Live Review: Leslee Warren

Pangea  New York


Web: [email protected]

Players: Leslee Warren, vocals; Gregory Toroian, piano, musical director; Skip Ward, bass; Dave Silliman, drums

Material: In her recent show, “Me Myself & Eye: Songs of a Nearsighted Girl,” Leslee Warren takes us on a personal journey as she emerges from a severely nearsighted person to one who eventually has her vision corrected. Her story starts as a small child whose family discovers she isn’t seeing what others see. As she navigates life with her handicap, Warren recounts her experiences by weaving together songs that pair with each anecdote. Following a chronological timeline, she takes us from the early years of impaired vision to the time when, finally, surgery repairs it. With songs referencing themes that mesh with her struggle, the repertoire includes “The Way You Look Tonight” “Someone to Watch Over Me,” “In Your Eyes,” and “I’m Beginning to See the Light,” to name a few.

Musicianship: With a sizable vocal range, Warren’s voice is well-suited to the stage. Alternating from a Broadway belt to an R&B sound offers a vast number of song choices that also thematically tie into her narrative. Backed by a stellar trio, with pianist and musical director Gregory Toroian at the helm, attention is paid to every nuance, instrumentally and vocally. The trio, a fixture on the New York City cabaret circuit, provide great backing support, never intruding on Warren’s vocals.

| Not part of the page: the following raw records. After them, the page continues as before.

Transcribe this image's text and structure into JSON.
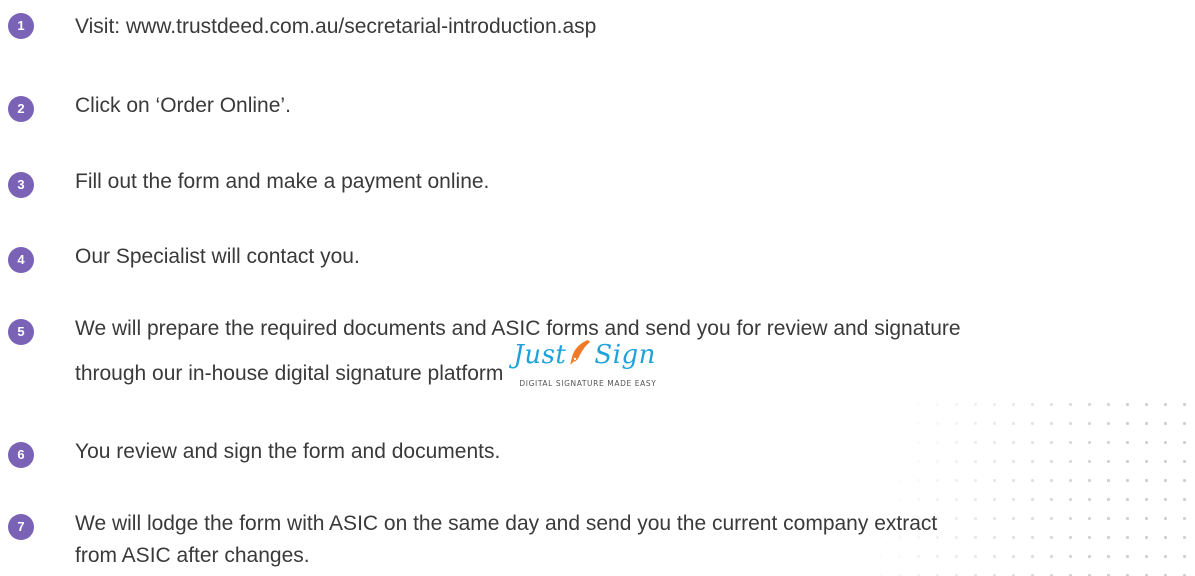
{
  "colors": {
    "accent": "#7a62b6",
    "text": "#3a3a3a",
    "logo_blue": "#1fa3d8",
    "logo_orange": "#f07a27"
  },
  "steps": [
    {
      "number": "1",
      "text": "Visit: www.trustdeed.com.au/secretarial-introduction.asp"
    },
    {
      "number": "2",
      "text": "Click on ‘Order Online’."
    },
    {
      "number": "3",
      "text": "Fill out the form and make a payment online."
    },
    {
      "number": "4",
      "text": "Our Specialist will contact you."
    },
    {
      "number": "5",
      "line1": "We will prepare the required documents and ASIC forms and send you for review and signature",
      "line2": "through our in-house digital signature platform"
    },
    {
      "number": "6",
      "text": "You review and sign the form and documents."
    },
    {
      "number": "7",
      "line1": "We will lodge the form with ASIC on the same day and send you the current company extract",
      "line2": "from ASIC after changes."
    }
  ],
  "logo": {
    "word1": "Just",
    "word2": "Sign",
    "tagline": "DIGITAL SIGNATURE MADE EASY",
    "icon": "pen-nib-icon"
  }
}
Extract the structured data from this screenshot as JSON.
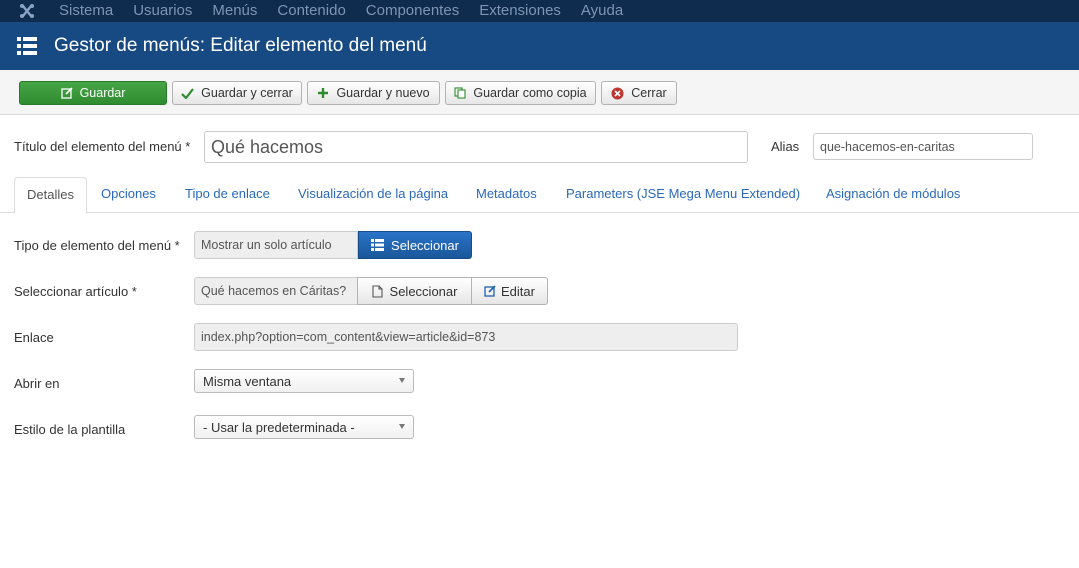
{
  "topnav": {
    "items": [
      "Sistema",
      "Usuarios",
      "Menús",
      "Contenido",
      "Componentes",
      "Extensiones",
      "Ayuda"
    ]
  },
  "header": {
    "title": "Gestor de menús: Editar elemento del menú"
  },
  "toolbar": {
    "save": "Guardar",
    "save_close": "Guardar y cerrar",
    "save_new": "Guardar y nuevo",
    "save_copy": "Guardar como copia",
    "close": "Cerrar"
  },
  "form": {
    "title_label": "Título del elemento del menú *",
    "title_value": "Qué hacemos",
    "alias_label": "Alias",
    "alias_value": "que-hacemos-en-caritas"
  },
  "tabs": [
    "Detalles",
    "Opciones",
    "Tipo de enlace",
    "Visualización de la página",
    "Metadatos",
    "Parameters (JSE Mega Menu Extended)",
    "Asignación de módulos"
  ],
  "details": {
    "type_label": "Tipo de elemento del menú *",
    "type_value": "Mostrar un solo artículo",
    "type_button": "Seleccionar",
    "article_label": "Seleccionar artículo *",
    "article_value": "Qué hacemos en Cáritas?",
    "article_select": "Seleccionar",
    "article_edit": "Editar",
    "link_label": "Enlace",
    "link_value": "index.php?option=com_content&view=article&id=873",
    "open_label": "Abrir en",
    "open_value": "Misma ventana",
    "style_label": "Estilo de la plantilla",
    "style_value": "- Usar la predeterminada -"
  },
  "colors": {
    "topnav_bg": "#0f2b4e",
    "header_bg": "#174a82",
    "save_green": "#3a9a3a",
    "select_blue": "#1f63ad",
    "tab_link": "#2a69b8"
  }
}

Performance: The show had numerous lighthearted moments, from inflating a balloon to demonstrate the normal eye versus the extremely nearsighted one, to recounting a school dance where a boy she spotted across the room turned out to be a potted plant. While it’s admirable that Warren can look back with humor at what must have been frustrating or painful at times, letting us in more about those feelings would have created an even more powerful experience, since most of us are hindered by something physical or emotional.

Summary: Leslee Warren is an engaging presence who delivers a well thought out performance. She understands that music is also about entertainment and connecting with an audience. While humor is certainly an effective way to achieve that, sharing more of the pain and/or disappointment surrounding her obstacles would further round out the show.